Hurricane Season is Here: Don’t Be Caught Off Guard
If you’ve been in the industry long enough, odds are at some point, your operations have been disrupted by challenges created by hurricanes or other natural disasters.
Like clockwork, between June and November, it isn’t a matter of if a hurricane will make landfall somewhere along the Gulf of Mexico or East Coast, rather when/where and what the severity of the storm will be. As ocean temperatures rise throughout the summer, hurricane activity typically peaks in September when ocean temperatures are at their highest.
When news breaks that a tropical storm is developing off the coast and storm trackers are able to predict its path towards landfall location, it’s best to have a plan in place and drivers prepared in the event it affects your operation.
Let’s take a look at best practices to help keep drivers and equipment safe.
If word comes in that a hurricane is developing, drivers should pay close attention to national and local weather channels for the latest updates to see what areas are expected to be impacted and when. The good news is storm trackers can identify a storm and its predicted path several days – sometimes even a week – before it makes landfall. By keeping up to date with the latest storm developments, fleets can make informed decisions and re-position trucks accordingly. If the storm is tracking near a drivers’ location, it’s important for them to keep tabs on the National Weather Center and Federal Emergency Management Administration (FEMA) for emergency service alerts.
If you’re in the bulls-eye of a hurricane, and on short notice, move equipment to high ground or areas that are less susceptible to flooding. With hurricane force winds, empty trailers are likely to be knocked over if they aren’t positioned correctly. To reduce trailer damage, park trailers as close together as possible, placing empty trailers in between loaded ones.

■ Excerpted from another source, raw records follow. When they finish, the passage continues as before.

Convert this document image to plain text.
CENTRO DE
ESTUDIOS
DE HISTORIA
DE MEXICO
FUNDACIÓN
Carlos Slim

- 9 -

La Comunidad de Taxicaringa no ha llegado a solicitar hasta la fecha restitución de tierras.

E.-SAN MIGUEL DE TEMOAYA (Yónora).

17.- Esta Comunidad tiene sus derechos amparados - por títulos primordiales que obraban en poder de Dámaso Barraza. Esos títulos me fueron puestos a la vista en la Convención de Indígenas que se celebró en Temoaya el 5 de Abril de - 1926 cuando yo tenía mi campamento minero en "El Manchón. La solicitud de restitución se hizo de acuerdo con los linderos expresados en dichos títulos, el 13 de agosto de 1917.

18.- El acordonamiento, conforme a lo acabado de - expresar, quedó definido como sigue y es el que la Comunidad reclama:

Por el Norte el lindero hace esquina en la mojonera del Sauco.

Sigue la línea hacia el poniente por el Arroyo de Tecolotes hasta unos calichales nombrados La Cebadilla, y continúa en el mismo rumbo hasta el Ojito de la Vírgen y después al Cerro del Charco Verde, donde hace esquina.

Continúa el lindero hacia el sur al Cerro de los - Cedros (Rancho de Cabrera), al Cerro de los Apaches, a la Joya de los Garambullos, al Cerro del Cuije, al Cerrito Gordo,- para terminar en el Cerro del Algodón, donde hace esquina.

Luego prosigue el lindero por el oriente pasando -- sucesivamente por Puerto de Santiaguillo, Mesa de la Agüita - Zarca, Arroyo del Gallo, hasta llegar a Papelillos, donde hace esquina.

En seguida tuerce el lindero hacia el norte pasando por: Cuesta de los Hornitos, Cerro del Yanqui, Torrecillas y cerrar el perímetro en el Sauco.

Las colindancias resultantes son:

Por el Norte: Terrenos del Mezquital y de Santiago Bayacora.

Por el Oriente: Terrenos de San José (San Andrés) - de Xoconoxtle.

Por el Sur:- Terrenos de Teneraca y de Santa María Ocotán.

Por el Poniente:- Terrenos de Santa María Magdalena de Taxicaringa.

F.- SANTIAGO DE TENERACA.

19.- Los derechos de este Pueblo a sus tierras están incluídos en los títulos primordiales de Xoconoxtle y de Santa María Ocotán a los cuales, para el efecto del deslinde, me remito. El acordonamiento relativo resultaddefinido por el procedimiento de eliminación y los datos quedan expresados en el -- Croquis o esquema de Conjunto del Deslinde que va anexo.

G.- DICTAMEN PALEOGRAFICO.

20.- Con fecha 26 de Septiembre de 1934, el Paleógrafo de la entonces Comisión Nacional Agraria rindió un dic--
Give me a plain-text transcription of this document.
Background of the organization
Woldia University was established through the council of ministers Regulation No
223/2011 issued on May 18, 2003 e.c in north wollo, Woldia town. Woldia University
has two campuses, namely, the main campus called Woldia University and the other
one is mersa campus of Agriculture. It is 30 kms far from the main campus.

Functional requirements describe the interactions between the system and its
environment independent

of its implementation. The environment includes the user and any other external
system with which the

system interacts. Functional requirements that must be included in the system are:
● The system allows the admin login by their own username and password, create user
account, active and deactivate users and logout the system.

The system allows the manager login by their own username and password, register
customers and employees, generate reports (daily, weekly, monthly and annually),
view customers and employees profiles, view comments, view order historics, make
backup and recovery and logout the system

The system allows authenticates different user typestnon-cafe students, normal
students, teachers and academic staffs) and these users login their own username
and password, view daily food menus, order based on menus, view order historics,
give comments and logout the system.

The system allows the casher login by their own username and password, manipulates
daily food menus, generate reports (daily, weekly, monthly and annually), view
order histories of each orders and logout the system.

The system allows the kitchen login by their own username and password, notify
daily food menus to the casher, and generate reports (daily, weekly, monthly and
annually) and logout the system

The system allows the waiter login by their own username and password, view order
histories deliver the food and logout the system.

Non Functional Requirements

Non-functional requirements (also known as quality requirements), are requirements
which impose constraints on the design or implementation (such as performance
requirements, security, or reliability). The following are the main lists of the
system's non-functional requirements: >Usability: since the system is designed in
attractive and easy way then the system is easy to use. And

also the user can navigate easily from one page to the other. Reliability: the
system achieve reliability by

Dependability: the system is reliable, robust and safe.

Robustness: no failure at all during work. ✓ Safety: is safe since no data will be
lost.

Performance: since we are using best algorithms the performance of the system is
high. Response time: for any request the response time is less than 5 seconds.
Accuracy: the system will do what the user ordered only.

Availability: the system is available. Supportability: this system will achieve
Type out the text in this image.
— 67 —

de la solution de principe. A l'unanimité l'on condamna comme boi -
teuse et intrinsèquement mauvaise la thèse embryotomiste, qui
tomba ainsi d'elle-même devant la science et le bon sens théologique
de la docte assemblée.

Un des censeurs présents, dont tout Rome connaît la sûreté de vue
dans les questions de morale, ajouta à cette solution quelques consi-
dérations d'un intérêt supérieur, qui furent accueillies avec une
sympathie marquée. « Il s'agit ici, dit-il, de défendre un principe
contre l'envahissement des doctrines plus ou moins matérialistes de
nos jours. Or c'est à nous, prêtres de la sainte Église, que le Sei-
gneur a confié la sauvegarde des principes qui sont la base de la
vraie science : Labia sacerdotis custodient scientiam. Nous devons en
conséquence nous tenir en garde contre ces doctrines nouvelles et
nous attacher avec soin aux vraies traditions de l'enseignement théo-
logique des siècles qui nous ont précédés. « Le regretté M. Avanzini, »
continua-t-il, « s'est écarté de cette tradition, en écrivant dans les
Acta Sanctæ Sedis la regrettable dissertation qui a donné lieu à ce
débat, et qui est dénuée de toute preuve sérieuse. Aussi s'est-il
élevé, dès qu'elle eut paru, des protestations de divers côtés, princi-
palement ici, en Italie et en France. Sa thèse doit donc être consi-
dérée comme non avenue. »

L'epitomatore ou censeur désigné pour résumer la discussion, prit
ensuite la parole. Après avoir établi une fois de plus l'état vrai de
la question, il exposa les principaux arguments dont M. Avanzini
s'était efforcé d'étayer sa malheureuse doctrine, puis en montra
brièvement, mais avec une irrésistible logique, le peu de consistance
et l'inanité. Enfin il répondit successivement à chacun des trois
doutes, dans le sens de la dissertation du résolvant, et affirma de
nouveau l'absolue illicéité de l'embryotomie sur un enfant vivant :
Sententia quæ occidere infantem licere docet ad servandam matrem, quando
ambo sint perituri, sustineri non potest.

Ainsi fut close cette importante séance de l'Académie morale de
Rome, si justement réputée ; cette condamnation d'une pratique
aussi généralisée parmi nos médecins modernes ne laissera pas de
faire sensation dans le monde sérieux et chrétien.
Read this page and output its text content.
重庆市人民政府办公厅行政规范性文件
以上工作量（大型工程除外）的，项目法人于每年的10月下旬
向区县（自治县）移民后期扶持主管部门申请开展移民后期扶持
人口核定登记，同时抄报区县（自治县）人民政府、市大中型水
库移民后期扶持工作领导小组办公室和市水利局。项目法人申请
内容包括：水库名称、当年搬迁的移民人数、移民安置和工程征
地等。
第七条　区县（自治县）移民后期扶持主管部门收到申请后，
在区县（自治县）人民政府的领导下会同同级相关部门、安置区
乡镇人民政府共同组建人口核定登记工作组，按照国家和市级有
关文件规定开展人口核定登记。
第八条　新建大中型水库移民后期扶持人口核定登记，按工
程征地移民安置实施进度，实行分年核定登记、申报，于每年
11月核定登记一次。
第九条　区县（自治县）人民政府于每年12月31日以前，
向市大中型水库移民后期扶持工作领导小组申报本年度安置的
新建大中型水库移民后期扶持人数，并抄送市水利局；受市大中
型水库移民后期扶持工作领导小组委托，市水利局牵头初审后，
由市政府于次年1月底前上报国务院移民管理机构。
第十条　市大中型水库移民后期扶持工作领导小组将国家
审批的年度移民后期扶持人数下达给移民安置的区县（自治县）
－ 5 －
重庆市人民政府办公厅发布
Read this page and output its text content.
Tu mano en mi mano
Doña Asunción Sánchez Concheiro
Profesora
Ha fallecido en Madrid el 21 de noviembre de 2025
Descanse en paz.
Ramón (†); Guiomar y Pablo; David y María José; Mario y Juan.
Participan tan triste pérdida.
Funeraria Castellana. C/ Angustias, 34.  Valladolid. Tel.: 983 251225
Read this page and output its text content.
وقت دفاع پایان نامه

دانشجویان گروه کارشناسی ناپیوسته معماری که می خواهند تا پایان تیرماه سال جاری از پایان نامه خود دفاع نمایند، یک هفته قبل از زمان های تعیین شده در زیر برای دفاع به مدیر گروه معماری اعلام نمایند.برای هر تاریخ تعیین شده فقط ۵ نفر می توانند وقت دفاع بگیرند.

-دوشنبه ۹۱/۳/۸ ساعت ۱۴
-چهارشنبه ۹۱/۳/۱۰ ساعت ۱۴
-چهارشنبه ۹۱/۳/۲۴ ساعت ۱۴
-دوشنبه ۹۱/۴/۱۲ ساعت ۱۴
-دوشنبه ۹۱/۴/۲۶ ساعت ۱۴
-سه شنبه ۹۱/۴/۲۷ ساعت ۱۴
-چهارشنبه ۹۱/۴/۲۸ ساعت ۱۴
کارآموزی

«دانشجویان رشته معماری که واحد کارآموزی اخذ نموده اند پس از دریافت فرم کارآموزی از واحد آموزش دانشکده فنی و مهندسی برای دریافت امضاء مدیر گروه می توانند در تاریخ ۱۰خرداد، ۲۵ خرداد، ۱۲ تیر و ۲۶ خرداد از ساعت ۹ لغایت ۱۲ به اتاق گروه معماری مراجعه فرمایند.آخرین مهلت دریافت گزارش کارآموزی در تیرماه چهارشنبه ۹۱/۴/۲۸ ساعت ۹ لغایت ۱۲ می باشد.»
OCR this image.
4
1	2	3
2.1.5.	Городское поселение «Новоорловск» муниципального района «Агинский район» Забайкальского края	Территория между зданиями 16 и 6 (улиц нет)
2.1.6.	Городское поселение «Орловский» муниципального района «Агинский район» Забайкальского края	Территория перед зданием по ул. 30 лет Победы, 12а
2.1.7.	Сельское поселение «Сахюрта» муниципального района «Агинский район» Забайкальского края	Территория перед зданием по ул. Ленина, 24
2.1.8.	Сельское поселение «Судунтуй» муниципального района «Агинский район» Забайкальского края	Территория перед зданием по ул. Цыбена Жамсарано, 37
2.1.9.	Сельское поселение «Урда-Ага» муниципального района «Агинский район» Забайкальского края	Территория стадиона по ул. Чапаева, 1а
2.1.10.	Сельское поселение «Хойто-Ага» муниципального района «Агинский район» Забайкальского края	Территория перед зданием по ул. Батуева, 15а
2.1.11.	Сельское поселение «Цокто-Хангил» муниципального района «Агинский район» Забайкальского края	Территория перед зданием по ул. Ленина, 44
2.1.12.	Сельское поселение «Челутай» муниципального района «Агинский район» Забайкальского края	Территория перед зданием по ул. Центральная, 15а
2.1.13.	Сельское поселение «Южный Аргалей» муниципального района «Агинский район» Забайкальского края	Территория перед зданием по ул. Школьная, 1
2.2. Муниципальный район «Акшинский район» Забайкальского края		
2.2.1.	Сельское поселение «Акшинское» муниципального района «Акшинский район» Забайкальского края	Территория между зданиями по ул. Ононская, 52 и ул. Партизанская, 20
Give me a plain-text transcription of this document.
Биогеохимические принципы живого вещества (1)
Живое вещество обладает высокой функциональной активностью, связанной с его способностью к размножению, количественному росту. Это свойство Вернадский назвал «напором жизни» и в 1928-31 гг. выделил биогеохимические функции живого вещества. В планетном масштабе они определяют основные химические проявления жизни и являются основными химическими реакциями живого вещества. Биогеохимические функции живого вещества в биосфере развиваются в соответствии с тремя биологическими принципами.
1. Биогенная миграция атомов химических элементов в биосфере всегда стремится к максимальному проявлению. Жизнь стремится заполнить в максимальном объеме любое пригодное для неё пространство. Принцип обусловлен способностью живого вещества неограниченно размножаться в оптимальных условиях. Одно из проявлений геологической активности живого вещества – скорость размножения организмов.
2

For some drivers, there’s no way around getting caught up in a storm or dealing with the aftermath. And if drivers find themselves in a situation where they become stranded, they’ll want to have a stash of emergency supplies on board to help them through it. These items include an ample supply of bottled water, non-perishable food items, rain gear, flashlights, a multi-purpose tool, a first-aid kit, and extra cash on hand. The Red Cross has a handy list of items worth considering packing.
It seems like every tropical storm event brings with it a story about stranded truck drivers. When tropical storm Imelda made landfall in Texas a few years ago, a commercial truck driver hauling food products was caught in severe flooding, leaving him stranded along with 200 other drivers, for 36 hours. In response, he took matters into his own hands to help feed others who were stranded. While this driver happened to have a truckload of food on hand, most caught in this situation aren’t so lucky.
Dealing with the aftermath
Even when the weather clears up, drivers still need to be wary. Downed trees, powerlines, and flooding pose a serious risk to equipment and drivers. It can be hard to tell how deep the water is on flooded roads, and if they drive through water that gets too deep, that can be a costly mistake. It can be days, weeks, or longer for proper repairs to be made to roadways or for flooding to recede, so it’s important for drivers to keep up with the local news and road conditions.
To help drivers navigate potential roadway hazards, fleets subscribed to Drivewyze Safety+ can create custom hazard notifications for drivers by geofencing reported obstacles like downed powerlines/trees or flooded roads so that drivers are aware of what’s ahead and can change course if possible. During hurricane season or when other inclement weather is present, fleets can remind drivers to bring emergency packs with them prior to exiting ‘home base’ by creating custom zones through Safety+ at company headquarters or terminals. It’s an easy way to remind drivers to be prepared before they head out for a trip.
Stay alert and be ready this hurricane season. Make sure your drivers are prepared to handle what Mother Nature may throw their way.